Dois recortes Doutrinários para a fundamentação da proposta de que se trabalhe abertamente temas e ações prol inclusão e defesa da diversidade no meio Espírita, considerando o fato que toda esta humanidade vive expiações e provas.

1 – Lei cristã de amor e fraternidade. Uma reflexão aprofundada nos remete à realidade de que bastava olhar para a máxima cristã para justificar ações de promoção humana, em todas as suas expressões e diversidade (diversidade que existe desde o começo da humanidade e parece estourar agora devido a facilidade com que os meios de comunicação integrou as gentes e as tornou conhecidas umas das outras):

“Amar a Deus acima de todas as coisas e o próximo como a si mesmo”, e acrescentando: aí estão a lei toda e os profetas. Por estas palavras: “O céu e a Terra não passarão sem que tudo esteja cumprido até o último iota”, quis dizer Jesus ser necessário que a Lei de Deus tivesse cumprimento integral, isto é, fosse praticada na Terra inteira, em toda a sua pureza, com todas as suas ampliações e consequências. 
Efetivamente, de que serviria haver sido promulgada aquela lei, se ela devesse constituir privilégio de alguns homens, ou, ao menos, de um único povo? Sendo filhos de Deus todos os homens, todos, sem distinção nenhuma, são objeto da mesma solicitude (KARDEC, p.43)

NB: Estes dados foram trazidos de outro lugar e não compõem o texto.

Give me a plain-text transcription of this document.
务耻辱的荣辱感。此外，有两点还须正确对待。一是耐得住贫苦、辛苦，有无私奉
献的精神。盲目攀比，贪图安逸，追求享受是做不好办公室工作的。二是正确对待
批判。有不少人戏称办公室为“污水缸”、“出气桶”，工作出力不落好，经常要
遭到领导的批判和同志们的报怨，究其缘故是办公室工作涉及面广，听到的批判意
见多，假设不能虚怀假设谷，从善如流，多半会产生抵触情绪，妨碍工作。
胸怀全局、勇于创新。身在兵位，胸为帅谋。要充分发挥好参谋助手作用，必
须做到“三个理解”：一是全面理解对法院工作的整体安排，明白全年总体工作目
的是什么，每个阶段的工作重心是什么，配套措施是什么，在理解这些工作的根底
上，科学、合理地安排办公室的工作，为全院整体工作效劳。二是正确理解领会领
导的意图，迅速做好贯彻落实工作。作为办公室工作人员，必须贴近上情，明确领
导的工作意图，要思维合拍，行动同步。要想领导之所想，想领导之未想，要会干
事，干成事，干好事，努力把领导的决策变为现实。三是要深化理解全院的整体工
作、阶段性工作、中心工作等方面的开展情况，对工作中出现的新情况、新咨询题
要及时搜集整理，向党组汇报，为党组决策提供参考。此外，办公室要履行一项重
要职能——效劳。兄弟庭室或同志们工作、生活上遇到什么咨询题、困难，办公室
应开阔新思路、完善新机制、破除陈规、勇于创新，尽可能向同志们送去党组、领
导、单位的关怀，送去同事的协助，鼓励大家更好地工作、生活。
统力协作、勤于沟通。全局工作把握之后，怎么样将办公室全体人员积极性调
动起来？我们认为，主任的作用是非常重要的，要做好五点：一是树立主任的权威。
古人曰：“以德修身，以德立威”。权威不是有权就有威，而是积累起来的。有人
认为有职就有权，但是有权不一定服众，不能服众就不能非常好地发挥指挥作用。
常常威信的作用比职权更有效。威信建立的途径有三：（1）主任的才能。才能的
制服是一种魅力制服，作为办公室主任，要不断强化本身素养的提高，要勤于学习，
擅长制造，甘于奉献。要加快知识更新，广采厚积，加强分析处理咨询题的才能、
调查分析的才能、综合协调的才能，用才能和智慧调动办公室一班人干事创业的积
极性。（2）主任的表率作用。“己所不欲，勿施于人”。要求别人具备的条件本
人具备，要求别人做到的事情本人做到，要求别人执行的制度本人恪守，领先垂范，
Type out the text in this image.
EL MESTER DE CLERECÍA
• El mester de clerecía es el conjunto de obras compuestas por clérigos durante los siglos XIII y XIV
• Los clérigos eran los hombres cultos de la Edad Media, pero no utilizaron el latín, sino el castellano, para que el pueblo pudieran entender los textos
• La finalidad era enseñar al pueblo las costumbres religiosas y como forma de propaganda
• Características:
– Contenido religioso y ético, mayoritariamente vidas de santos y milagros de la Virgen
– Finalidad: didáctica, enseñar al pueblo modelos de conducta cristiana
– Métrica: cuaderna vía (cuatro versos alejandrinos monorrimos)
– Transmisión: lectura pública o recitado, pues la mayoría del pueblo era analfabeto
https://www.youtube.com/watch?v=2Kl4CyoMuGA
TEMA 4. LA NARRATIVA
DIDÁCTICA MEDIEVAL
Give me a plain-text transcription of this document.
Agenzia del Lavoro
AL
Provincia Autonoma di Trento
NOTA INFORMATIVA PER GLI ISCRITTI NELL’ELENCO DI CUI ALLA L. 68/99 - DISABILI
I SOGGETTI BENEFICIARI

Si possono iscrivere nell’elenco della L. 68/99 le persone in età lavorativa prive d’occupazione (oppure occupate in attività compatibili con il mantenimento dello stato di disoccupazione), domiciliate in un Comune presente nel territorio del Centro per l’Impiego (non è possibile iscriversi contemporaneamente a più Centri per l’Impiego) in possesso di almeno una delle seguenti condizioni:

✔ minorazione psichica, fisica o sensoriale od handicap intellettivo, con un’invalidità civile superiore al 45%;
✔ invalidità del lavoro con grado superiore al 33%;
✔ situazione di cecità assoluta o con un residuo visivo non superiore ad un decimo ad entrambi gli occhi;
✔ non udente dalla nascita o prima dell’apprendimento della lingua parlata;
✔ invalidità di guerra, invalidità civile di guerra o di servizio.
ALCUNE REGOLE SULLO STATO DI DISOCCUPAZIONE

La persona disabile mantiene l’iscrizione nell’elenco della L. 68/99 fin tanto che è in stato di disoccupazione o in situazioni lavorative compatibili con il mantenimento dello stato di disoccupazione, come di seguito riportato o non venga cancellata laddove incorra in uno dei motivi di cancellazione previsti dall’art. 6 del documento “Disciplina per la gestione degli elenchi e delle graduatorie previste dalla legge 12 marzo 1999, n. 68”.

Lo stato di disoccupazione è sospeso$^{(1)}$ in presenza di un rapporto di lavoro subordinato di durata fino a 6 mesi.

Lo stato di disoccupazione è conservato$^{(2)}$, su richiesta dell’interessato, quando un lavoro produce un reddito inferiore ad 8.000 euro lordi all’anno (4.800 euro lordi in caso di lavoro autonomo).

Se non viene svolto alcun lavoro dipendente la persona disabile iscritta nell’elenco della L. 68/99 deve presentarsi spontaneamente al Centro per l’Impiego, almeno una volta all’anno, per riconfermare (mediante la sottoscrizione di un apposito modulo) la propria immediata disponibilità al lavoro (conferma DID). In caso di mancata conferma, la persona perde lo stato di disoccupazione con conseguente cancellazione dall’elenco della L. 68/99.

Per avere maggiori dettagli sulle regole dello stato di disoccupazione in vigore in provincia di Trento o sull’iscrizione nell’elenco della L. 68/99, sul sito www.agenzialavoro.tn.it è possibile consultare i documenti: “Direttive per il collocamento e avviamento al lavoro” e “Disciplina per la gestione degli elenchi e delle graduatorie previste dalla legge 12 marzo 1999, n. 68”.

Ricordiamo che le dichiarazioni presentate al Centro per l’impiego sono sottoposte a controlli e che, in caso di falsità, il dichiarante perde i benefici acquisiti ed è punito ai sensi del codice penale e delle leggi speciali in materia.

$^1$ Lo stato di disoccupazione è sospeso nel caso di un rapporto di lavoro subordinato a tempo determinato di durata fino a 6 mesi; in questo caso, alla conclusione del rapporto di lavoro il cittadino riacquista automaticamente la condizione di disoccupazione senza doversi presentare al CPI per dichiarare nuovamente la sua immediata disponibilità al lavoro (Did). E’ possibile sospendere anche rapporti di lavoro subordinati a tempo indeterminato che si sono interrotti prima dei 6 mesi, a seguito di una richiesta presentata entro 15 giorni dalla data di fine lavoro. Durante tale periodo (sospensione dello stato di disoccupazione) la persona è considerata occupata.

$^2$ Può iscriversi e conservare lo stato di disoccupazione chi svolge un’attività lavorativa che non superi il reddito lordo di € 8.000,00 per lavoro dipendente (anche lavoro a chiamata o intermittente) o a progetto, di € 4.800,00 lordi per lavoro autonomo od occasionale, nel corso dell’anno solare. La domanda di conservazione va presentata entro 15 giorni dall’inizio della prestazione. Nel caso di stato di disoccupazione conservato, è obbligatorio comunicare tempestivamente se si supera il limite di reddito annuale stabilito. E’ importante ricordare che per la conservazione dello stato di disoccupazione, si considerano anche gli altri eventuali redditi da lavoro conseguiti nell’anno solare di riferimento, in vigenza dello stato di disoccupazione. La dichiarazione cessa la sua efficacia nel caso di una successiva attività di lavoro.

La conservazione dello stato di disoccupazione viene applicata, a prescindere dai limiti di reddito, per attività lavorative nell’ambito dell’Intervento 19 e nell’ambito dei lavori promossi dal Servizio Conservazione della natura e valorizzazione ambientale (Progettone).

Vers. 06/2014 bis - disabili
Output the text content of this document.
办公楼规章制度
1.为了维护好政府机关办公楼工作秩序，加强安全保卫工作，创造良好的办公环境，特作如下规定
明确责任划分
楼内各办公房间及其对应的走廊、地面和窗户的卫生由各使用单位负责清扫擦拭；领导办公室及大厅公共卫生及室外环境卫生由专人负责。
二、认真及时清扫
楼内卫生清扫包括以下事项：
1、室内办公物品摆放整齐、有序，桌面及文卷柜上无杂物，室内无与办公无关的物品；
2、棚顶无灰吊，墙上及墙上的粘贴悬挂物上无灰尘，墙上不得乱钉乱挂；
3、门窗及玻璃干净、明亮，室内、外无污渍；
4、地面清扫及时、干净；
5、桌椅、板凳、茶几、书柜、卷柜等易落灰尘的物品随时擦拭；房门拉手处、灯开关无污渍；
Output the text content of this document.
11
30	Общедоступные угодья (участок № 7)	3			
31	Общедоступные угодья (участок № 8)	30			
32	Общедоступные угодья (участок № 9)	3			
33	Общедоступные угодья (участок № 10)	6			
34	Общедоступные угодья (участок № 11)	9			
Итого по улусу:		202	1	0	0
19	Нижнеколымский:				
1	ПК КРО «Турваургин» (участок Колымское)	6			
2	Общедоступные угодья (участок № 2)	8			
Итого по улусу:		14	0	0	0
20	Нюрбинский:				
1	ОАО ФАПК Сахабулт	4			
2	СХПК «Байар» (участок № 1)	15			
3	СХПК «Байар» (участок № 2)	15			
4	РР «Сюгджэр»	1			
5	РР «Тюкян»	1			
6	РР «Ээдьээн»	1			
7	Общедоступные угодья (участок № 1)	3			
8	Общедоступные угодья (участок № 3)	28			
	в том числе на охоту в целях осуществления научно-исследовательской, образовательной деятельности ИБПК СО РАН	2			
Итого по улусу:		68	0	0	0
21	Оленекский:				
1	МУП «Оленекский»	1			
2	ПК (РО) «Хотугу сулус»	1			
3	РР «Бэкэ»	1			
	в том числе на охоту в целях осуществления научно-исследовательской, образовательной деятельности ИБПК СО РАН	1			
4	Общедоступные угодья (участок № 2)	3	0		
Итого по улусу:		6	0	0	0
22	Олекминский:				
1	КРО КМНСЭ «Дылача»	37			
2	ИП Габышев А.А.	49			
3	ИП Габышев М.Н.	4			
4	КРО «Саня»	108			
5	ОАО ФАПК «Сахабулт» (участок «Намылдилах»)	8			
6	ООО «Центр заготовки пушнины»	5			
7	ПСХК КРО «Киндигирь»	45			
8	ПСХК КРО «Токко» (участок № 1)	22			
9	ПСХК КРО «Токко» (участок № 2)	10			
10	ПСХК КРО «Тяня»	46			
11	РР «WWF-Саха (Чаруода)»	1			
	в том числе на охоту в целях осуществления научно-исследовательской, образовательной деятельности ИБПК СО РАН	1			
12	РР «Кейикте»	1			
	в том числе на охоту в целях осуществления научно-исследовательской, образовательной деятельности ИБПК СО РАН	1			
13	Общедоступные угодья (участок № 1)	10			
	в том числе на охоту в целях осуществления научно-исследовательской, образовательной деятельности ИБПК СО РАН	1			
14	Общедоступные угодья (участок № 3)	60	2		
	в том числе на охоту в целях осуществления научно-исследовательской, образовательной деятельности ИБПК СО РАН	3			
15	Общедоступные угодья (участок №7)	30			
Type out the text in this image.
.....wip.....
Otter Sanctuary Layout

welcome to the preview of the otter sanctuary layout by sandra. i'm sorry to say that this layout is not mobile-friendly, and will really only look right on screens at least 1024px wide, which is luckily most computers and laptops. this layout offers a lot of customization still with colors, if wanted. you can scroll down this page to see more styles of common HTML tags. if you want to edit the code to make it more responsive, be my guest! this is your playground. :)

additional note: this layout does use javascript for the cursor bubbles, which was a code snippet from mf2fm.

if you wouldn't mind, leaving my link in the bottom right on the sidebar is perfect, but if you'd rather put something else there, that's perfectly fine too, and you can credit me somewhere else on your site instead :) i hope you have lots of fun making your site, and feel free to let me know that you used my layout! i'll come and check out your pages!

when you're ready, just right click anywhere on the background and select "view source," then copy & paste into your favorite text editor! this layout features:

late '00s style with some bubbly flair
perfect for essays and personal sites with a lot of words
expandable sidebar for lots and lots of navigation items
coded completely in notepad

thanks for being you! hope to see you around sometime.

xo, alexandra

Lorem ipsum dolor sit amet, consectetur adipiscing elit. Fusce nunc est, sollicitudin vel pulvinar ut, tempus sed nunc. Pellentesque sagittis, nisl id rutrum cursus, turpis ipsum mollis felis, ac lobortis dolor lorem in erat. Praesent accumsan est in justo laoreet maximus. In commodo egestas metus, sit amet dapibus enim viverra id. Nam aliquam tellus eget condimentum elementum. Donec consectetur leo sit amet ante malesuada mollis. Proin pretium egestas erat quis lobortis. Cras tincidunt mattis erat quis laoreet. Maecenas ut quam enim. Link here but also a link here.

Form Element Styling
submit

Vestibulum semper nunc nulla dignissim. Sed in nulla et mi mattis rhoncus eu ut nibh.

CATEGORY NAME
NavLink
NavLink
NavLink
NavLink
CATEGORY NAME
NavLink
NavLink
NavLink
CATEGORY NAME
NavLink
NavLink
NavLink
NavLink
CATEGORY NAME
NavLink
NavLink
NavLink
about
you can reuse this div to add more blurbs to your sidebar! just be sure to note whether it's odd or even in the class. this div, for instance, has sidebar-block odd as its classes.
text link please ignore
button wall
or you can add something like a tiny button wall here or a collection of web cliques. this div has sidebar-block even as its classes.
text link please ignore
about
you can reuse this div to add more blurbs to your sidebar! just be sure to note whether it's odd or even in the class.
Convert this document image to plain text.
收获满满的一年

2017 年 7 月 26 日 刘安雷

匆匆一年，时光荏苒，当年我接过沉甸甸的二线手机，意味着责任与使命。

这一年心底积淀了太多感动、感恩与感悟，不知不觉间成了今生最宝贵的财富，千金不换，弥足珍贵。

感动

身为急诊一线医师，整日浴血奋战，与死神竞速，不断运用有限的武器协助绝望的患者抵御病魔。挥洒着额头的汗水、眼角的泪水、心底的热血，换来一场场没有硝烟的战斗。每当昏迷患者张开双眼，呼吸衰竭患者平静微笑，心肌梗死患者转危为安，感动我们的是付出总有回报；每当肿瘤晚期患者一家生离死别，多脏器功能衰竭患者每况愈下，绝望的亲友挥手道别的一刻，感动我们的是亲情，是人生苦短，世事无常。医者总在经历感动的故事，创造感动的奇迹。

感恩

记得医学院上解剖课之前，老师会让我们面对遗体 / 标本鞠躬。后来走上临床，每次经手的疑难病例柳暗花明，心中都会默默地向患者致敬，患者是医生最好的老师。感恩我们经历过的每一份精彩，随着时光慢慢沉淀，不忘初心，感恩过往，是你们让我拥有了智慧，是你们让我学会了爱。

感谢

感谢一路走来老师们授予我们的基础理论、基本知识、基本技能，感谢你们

2 - Trecho do Evangelho Segundo o espiritismo: Dever-se-á pôr termo às provas do próximo? 


27. Deve alguém pôr termo às provas do seu próximo quando o possa, ou deve, para respeitar os desígnios de Deus, deixar que sigam seu curso? 
Já vos temos dito e repetido muitíssimas vezes que estais nessa Terra de expiação para concluirdes as vossas provas e que tudo que vos sucede é consequência das vossas existências anteriores, são os juros da dívida que tendes de pagar. Esse pensamento, porém, provoca em certas pessoas reflexões que devem ser combatidas, devido aos funestos efeitos que poderiam determinar.
Pensam alguns que, estando-se na Terra para expiar, cumpre que as provas sigam seu curso. Outros há, mesmo, que vão até o ponto de julgar que, não só nada devem fazer para as atenuar, mas que, ao contrário, devem contribuir para que elas sejam mais proveitosas, tornando-as mais vivas. Grande erro. 
É certo que as vossas provas têm de seguir o curso que lhes traçou Deus; dar-se-á, porém, conheçais esse curso? Sabeis até onde têm elas de ir e se o vosso Pai misericordioso não terá dito ao sofrimento de tal ou tal dos vossos irmãos: “Não irás mais longe?” Sabeis se a Providência não vos escolheu, não como instrumento de suplício para agravar os sofrimentos do culpado, mas como o bálsamo da consolação para fazer cicatrizar as chagas que a sua justiça abrira? 
Não digais, pois, quando virdes atingido um dos vossos irmãos: “É a Justiça de Deus, importa que siga o seu curso.” Dizei antes: “Vejamos que meios o Pai misericordioso me pôs ao alcance para suavizar o sofrimento do meu irmão. Vejamos se as minhas consolações morais, o meu amparo material ou meus conselhos poderão ajudá-lo a vencer essa prova com mais energia, paciência e resignação. 
Vejamos mesmo se Deus não me pôs nas mãos os meios de fazer que cesse esse sofrimento; se não deu a mim, também como prova, como expiação talvez, deter o mal e substituí-lo pela paz.” Ajudai-vos, pois, sempre, mutuamente, nas vossas respectivas provações e nunca vos considereis instrumentos de tortura. 
Contra essa ideia deve revoltar-se todo homem de coração, principalmente todo espírita, porquanto este, melhor do que qualquer outro, deve compreender a extensão infinita da bondade de Deus. Deve o espírita estar compenetrado de que a sua vida toda tem de ser um ato de amor e de devotamento; que, faça ele o que fizer para se opor às decisões do Senhor, estas se cumprirão. 
Pode, portanto, sem receio, empregar todos os esforços por atenuar o amargor da expiação, certo, porém, de que só a Deus cabe detê-la ou prolongá-la, conforme julgar conveniente. Não haveria imenso orgulho, da parte do homem, em se considerar no direito de, por assim dizer, revirar a arma dentro da ferida? De aumentar a dose do veneno nas vísceras daquele que está sofrendo, sob o pretexto de que tal é a sua expiação? 
Oh! considerai-vos sempre como instrumento para fazê-la cessar. Resumindo: todos estais na Terra para expiar; mas todos, sem exceção, deveis esforçar-vos por abrandar a expiação dos vossos semelhantes, de acordo com a lei de amor e caridade. – Bernardino, Espírito protetor. (Bordeaux, 1863.) (KARDEC, P. 101)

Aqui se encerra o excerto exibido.